Let's talk about corporate responsibility. Banks are in the business of lending money. Borrowers are in many other businesses, or maybe no business at all, with little education, experience, job history, and money. Borrowers can be easily confused by lots of different borrowing options, and may not always be aware the risk they are taking. But banks should never be confused. They know that there is a risk that any of their loans may end up in default. It is their job and duty to assess and mitigate that risk, usually by asking for collateral, or demanding a higher interest rate to help pay for defaults. If the bank makes too many loans, without properly assessing and mitigating the risk, this is the fault of the bank, not the borrowers. If they offer liar loans, NINJA loans, no-down payment loans, interest only loans, negative amortization loans, etc., they must know that the borrowers are not in a position to take a fixed rate loan with 25% down. No single borrower can be blamed for a banks failure to perform due diligence. It is not the borrowers fault if banks over-leveraged themselves.
So again, I'm all for personal responsibility, and educating people to make informed decisions. But even in the worst case were no one is informed, the banks should have contained the problem. It's their job and their duty.
But the current crisis has a few more new elements. Many banks were not concerned with the risk, because they were immediately reselling the loans. The high risk didn't disappear, but simply lost visibility. These bad loans were being repackaged and sold as AAA rated mortgage backed securities. Investment firms colluded with ratings agencies to produce AAA rated investments. This created an unusually high demand for bad loans.
Some conservative funds, like pensions are bound to invest in AAA securities. They invested in these bad loans without knowing the true risk. Do you still fault the collective borrowers for that? Maybe the pension fund manager should also be faulted for not doing his due diligence.
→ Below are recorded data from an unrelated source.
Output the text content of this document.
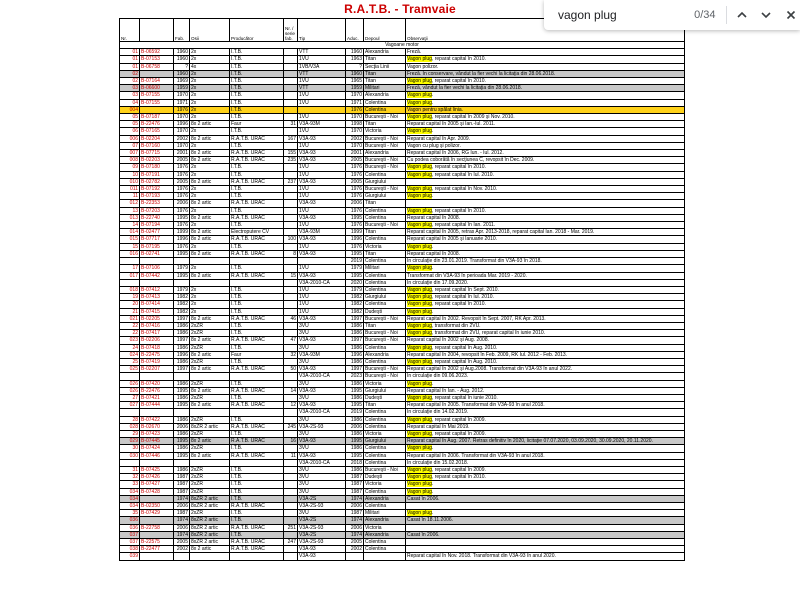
vagon plug	0/34
R.A.T.B. - Tramvaie
Nr.		Fab.	Osii	Producător	Nr. / serie fab.	Tip	Aduc.	Depoul	Observaţii
Vagoane motor									
01	B-06592	1960	2x	I.T.B.		VTT	1960	Alexandria	Frezā.
01	B-07153	1960	2x	I.T.B.		1VU	1963	Titan	Vagon plug, reparat capital în 2010.
01	B-06758	?	4x	I.T.B.		1VB/V3A	?	Secţia Linii	Vagon polizor.
02		1960	2x	I.T.B.		VTT	1960	Titan	Frezā. În conservare, vândut la fier vechi la licitaţia din 28.06.2018.
02	B-07164	1969	2x	I.T.B.		1VU	1965	Titan	Vagon plug, reparat capital în 2010.
03	B-06600	1959	2x	I.T.B.		VTT	1959	Militari	Frezā, vândut la fier vechi la licitaţia din 28.06.2018.
03	B-07155	1970	2x	I.T.B.		1VU	1970	Alexandria	Vagon plug.
04	B-07155	1971	2x	I.T.B.		1VU	1971	Colentina	Vagon plug.
004		1976	2x	I.T.B.			1976	Colentina	Vagon pentru spălat linia.
05	B-07187	1970	2x	I.T.B.		1VU	1970	Bucureşti - Noi	Vagon plug, reparat capital în 2009 şi Nov. 2010.
05	B-22476	1996	8x 2 artic	Faur	31	V3A-93M	1998	Titan	Reparat capital în 2005 şi Ian.-Iul. 2011.
06	B-07165	1970	2x	I.T.B.		1VU	1970	Victoria	Vagon plug.
006	B-02204	2002	8x 2 artic	R.A.T.B. URAC	167	V3A-93	2002	Bucureşti - Noi	Reparat capital în Apr. 2009.
07	B-07160	1970	2x	I.T.B.		1VU	1970	Bucureşti - Noi	Vagon cu plug şi polizor.
007	B-07715	2001	8x 2 artic	R.A.T.B. URAC	155	V3A-93	2001	Alexandria	Reparat capital în 2006, RG Iun. - Iul. 2012.
008	B-02203	2005	8x 2 artic	R.A.T.B. URAC	235	V3A-93	2005	Bucureşti - Noi	Cu podea coborâtă în secţiunea C, revopsit în Dec. 2009.
09	B-07180	1976	2x	I.T.B.		1VU	1976	Bucureşti - Noi	Vagon plug, reparat capital în 2010.
10	B-07191	1976	2x	I.T.B.		1VU	1976	Colentina	Vagon plug, reparat capital în Iul. 2010.
010	B-02782	2005	8x 2 artic	R.A.T.B. URAC	237	V3A-93	2005	Giurgiului	
011	B-07192	1976	2x	I.T.B.		1VU	1976	Bucureşti - Noi	Vagon plug, reparat capital în Nov. 2010.
11	B-07193	1976	2x	I.T.B.		1VU	1976	Giurgiului	Vagon plug.
012	B-22353	2006	8x 2 artic	R.A.T.B. URAC		V3A-93	2006	Titan	
13	B-07203	1976	2x	I.T.B.		1VU	1976	Colentina	Vagon plug, reparat capital în 2010.
013	B-22740	1995	8x 2 artic	R.A.T.B. URAC		V3A-93	1995	Colentina	Reparat capital în 2008.
14	B-07194	1976	2x	I.T.B.		1VU	1976	Bucureşti - Noi	Vagon plug, reparat capital în Ian. 2011.
014	B-02477	1999	8x 2 artic	Electroputere CV		V3A-93M	1999	Titan	Reparat capital în 2005, retras Apr. 2013-2018, reparat capital Ian. 2018 - Mar. 2019.
015	B-07717	1996	8x 2 artic	R.A.T.B. URAC	100	V3A-93	1996	Colentina	Reparat capital în 2005 şi Ianuarie 2010.
15	B-07195	1976	2x	I.T.B.		1VU	1976	Victoria	Vagon plug.
016	B-02741	1995	8x 2 artic	R.A.T.B. URAC	8	V3A-93	1995	Titan	Reparat capital în 2008.
							2019	Colentina	În circulaţie din 23.01.2019. Transformat din V3A-93 în 2018.
17	B-07106	1979	2x	I.T.B.		1VU	1979	Militari	Vagon plug.
017	B-07442	1995	8x 2 artic	R.A.T.B. URAC	15	V3A-93	1995	Colentina	Transformat din V3A-93 în perioada Mar. 2019 - 2020.
						V3A-2010-CA	2020	Colentina	În circulaţie din 17.09.2020.
018	B-07412	1979	2x	I.T.B.		1VU	1979	Colentina	Vagon plug, reparat capital în Sept. 2010.
19	B-07413	1982	2x	I.T.B.		1VU	1982	Giurgiului	Vagon plug, reparat capital în Iul. 2010.
20	B-07414	1982	2x	I.T.B.		1VU	1982	Colentina	Vagon plug, reparat capital în 2010.
21	B-07415	1982	2x	I.T.B.		1VU	1982	Dudeşti	Vagon plug.
021	B-02205	1997	8x 2 artic	R.A.T.B. URAC	46	V3A-93	1997	Bucureşti - Noi	Reparat capital în 2002. Revopsit în Sept. 2007, RK Apr. 2013.
22	B-07416	1986	2xZR	I.T.B.		3VU	1986	Titan	Vagon plug, transformat din 2VU.
22	B-07417	1986	2xZR	I.T.B.		3VU	1986	Bucureşti - Noi	Vagon plug, transformat din 2VU, reparat capital în iunie 2010.
023	B-02206	1997	8x 2 artic	R.A.T.B. URAC	47	V3A-93	1997	Bucureşti - Noi	Reparat capital în 2002 şi Aug. 2008.
24	B-07418	1986	2xZR	I.T.B.		3VU	1986	Colentina	Vagon plug, reparat capital în Aug. 2010.
024	B-22475	1996	8x 2 artic	Faur	32	V3A-93M	1996	Alexandria	Reparat capital în 2004, revopsit în Feb. 2009, RK Iul. 2012 - Feb. 2013.
25	B-07419	1986	2xZR	I.T.B.		3VU	1986	Colentina	Vagon plug, reparat capital în Aug. 2010.
025	B-02207	1997	8x 2 artic	R.A.T.B. URAC	50	V3A-93	1997	Bucureşti - Noi	Reparat capital în 2002 şi Aug.2008. Transformat din V3A-93 în anul 2022.
						V3A-2010-CA	2023	Bucureşti - Noi	În circulaţie din 09.06.2023.
026	B-07420	1986	2xZR	I.T.B.		3VU	1986	Victoria	Vagon plug.
026	B-22476	1995	8x 2 artic	R.A.T.B. URAC	14	V3A-93	1995	Giurgiului	Reparat capital în Ian. - Aug. 2012.
27	B-07421	1986	2xZR	I.T.B.		3VU	1986	Dudeşti	Vagon plug, reparat capital în iunie 2010.
027	B-07444	1995	8x 2 artic	R.A.T.B. URAC	12	V3A-93	1995	Titan	Reparat capital în 2005. Transformat din V3A-93 în anul 2018.
						V3A-2010-CA	2019	Colentina	În circulaţie din 14.02.2019.
28	B-07422	1986	2xZR	I.T.B.		3VU	1986	Colentina	Vagon plug, reparat capital în 2009.
028	B-02670	2006	8xZR 2 artic	R.A.T.B. URAC	245	V3A-2S-93	2006	Colentina	Reparat capital în Mai 2019.
29	B-07423	1986	2xZR	I.T.B.		3VU	1986	Victoria	Vagon plug, reparat capital în 2009.
029	B-07445	1995	8x 2 artic	R.A.T.B. URAC	16	V3A-93	1995	Giurgiului	Reparat capital în Aug. 2007. Retras definitiv în 2020, licitaţie 07.07.2020, 03.09.2020, 30.09.2020, 20.11.2020.
30	B-07424	1986	2xZR	I.T.B.		3VU	1986	Colentina	Vagon plug.
030	B-07446	1995	8x 2 artic	R.A.T.B. URAC	11	V3A-93	1995	Colentina	Reparat capital în 2006. Transformat din V3A-93 în anul 2018.
						V3A-2010-CA	2018	Colentina	În circulaţie din 15.02.2018.
31	B-07425	1986	2xZR	I.T.B.		3VU	1986	Bucureşti - Noi	Vagon plug, reparat capital în 2009.
32	B-07426	1987	2xZR	I.T.B.		3VU	1987	Dudeşti	Vagon plug, reparat capital în 2010.
33	B-07427	1987	2xZR	I.T.B.		3VU	1987	Victoria	Vagon plug.
034	B-07428	1987	2xZR	I.T.B.		3VU	1987	Colentina	Vagon plug.
034		1974	8xZR 2 artic	I.T.B.		V3A-2S	1974	Alexandria	Casat în 2006.
034	B-02350	2006	8xZR 2 artic	R.A.T.B. URAC		V3A-2S-93	2006	Colentina	
35	B-07429	1987	2xZR	I.T.B.		3VU	1987	Militari	Vagon plug.
036		1974	8xZR 2 artic	I.T.B.		V3A-2S	1974	Alexandria	Casat în 18.11.2006.
036	B-22758	2006	8xZR 2 artic	R.A.T.B. URAC	251	V3A-2S-93	2006	Victoria	
037		1974	8xZR 2 artic	I.T.B.		V3A-2S	1974	Alexandria	Casat în 2006.
037	B-22575	2005	8xZR 2 artic	R.A.T.B. URAC	247	V3A-2S-93	2005	Colentina	
038	B-22477	2002	8x 2 artic	R.A.T.B. URAC		V3A-93	2002	Colentina	
039						V3A-93			Reparat capital în Nov. 2018. Transformat din V3A-93 în anul 2020.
I have two friends who got married and bought a big house that they could afford. But guess what -- he worked at Lehman brothers, and was laid off. Is that the fault of my friend, Lehman brothers, or the borrowers?
When I see you blame Clinton and the CRA, I have to agree with others, that, despite your sound financial advice from a personal viewpoint, maybe you don't have a clue about the real cause. But maybe I'm wrong. Do you have any data about how many CRA loans defaulted, and how many CRA regulated banks collapsed, and how this compares to other loans? Most of what I've seen says that CRA loans behaved much better, and that most of the banks in trouble were not subject to CRA. I've also seen that Bush Jr. weakened the ability to enforce the CRA, twice, during his term. So it's surprising to read that you think that the CRA led to a crisis now.
I've also seen others blame for repealing parts of Glass-Steagal. He did this by signing an act with Gramm, Leach, and Bliley's name on it. This was not a democratic Clinton bill, but a Republican bill that was passed by the House and the Senate, by such a majority, that even veto-ing the bill would have had no effect. Clinton had little choice.
I'm also not clear about the roles of Fannie Mae and Freddie Mac, but they seem more like victims of the system rather than part of the cause. Fannie Mae and Freddie Mac were not driving the demand for bad loans to a level that caused the crisis. Or if so, what changed since 2000 that caused the crisis now?
The real issue for me is not that bad loans were made and defaulted, but the sheer magnitude of the bad loans. What changed that enabled the percentage and magnitude of bad loans to grow unchecked?
We can assign some of the blame to poor borrowers, but the problem is well known, and never should have gotten out of control. Banks failed to perform their primary duties, investment firms inadvertently hid risks, independent ratings agencies compromised their integrity, and governments neglected to watch the banking, investment, and housing markets.